Костя прочел «Архипелаг ГУЛАГ», многие из персонажей которого были Розенбергу хорошо знакомы в жизни, Замятина, Оруэлла, и многое другое, что Арнольд Павлович хранил в картонном ящике, в кладовой, служившей ему платяным шкафом и тайником одновременно.

— Тут у меня лет на триста без права переписки, по совокупности, — говорил он, покряхтывая и доставая из кладовки очередную запрещенную книгу. — Если бы не мои старые питерские связи, Костик, имел бы я вместо библиотеки от мертвого осла уши. Друзья спасли. Меня в первый раз арестовали в Университете, после лекции, это у них потом, только на рассвете брать, мода пошла. Чека круглосуточно хватала — Дзержинский, как все кокаинисты, страдал бессонницей. НКВД — те любили на сослуживцев страху нагнать, а потом они себе отрядное время придумали, как мусорные машины. Психологи. В общем, как меня забрали, друзья у нового жильца, то есть у того, кого в мою квартиру вселили, часть книг выкупили. Основное, конечно, конфисковали доблестные борцы за народную идею, но то, что уцелело, сейчас представляет собой историческую ценность. Это, Костя, вы в учебниках не прочтете. Свидетельства очевидцев, плоть истории…

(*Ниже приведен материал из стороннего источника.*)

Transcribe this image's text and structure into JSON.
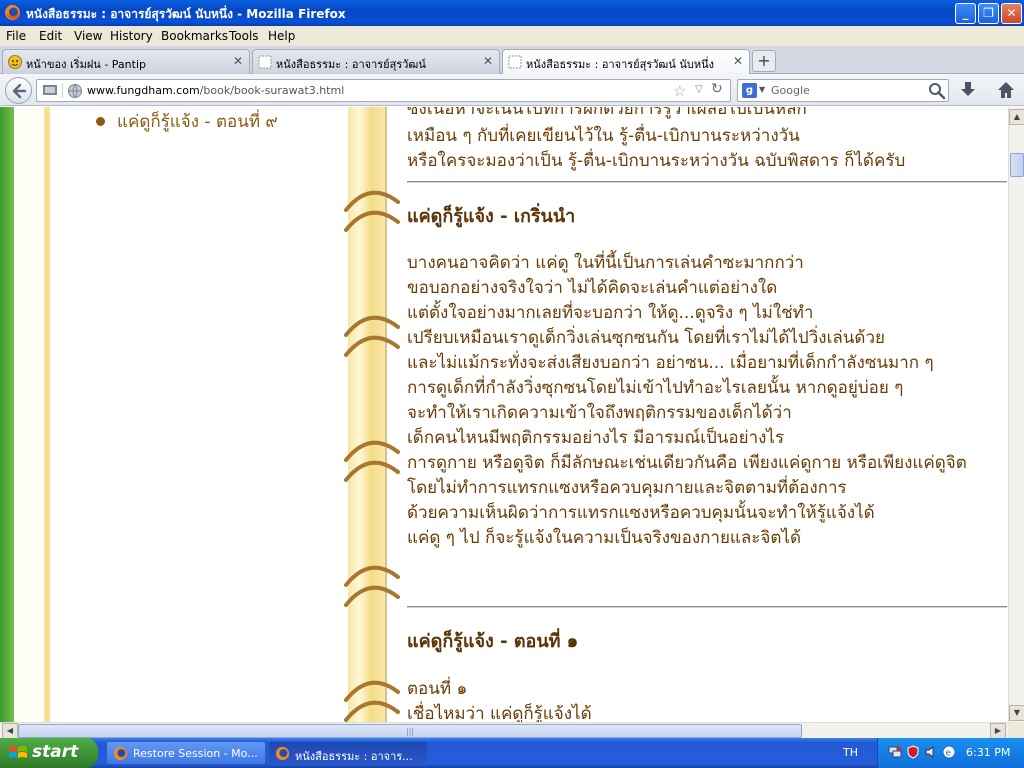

Костя глотал статьи, книги, перепечатанные на машинке под копирку, изданные на папирусной бумаге на Западе и неизвестно каким путем попавшие в квартиру старого преподавателя. Розенберг об этом не говорил, а Костя не спрашивал. Он был бесконечно благодарен Арнольду Павловичу за доверие, в какой-то степени безрассудное, как он теперь понимал. Знание может приносить скорбь, и Костя скорбел о шестидесяти миллионах погибших от рук режима. Расстрелянных, зарубленных, повешенных, закопанных живьем, замерзших, замученных уголовниками, расстрелянных заградотрядами и просто убитых на войне.

Раздавленные танками в сибирских лагерях, на брусчатых улицах Будапешта и Праги, располосованные очередями в Новочеркасске и никому, никому неизвестные — он в одиночестве скорбел о них.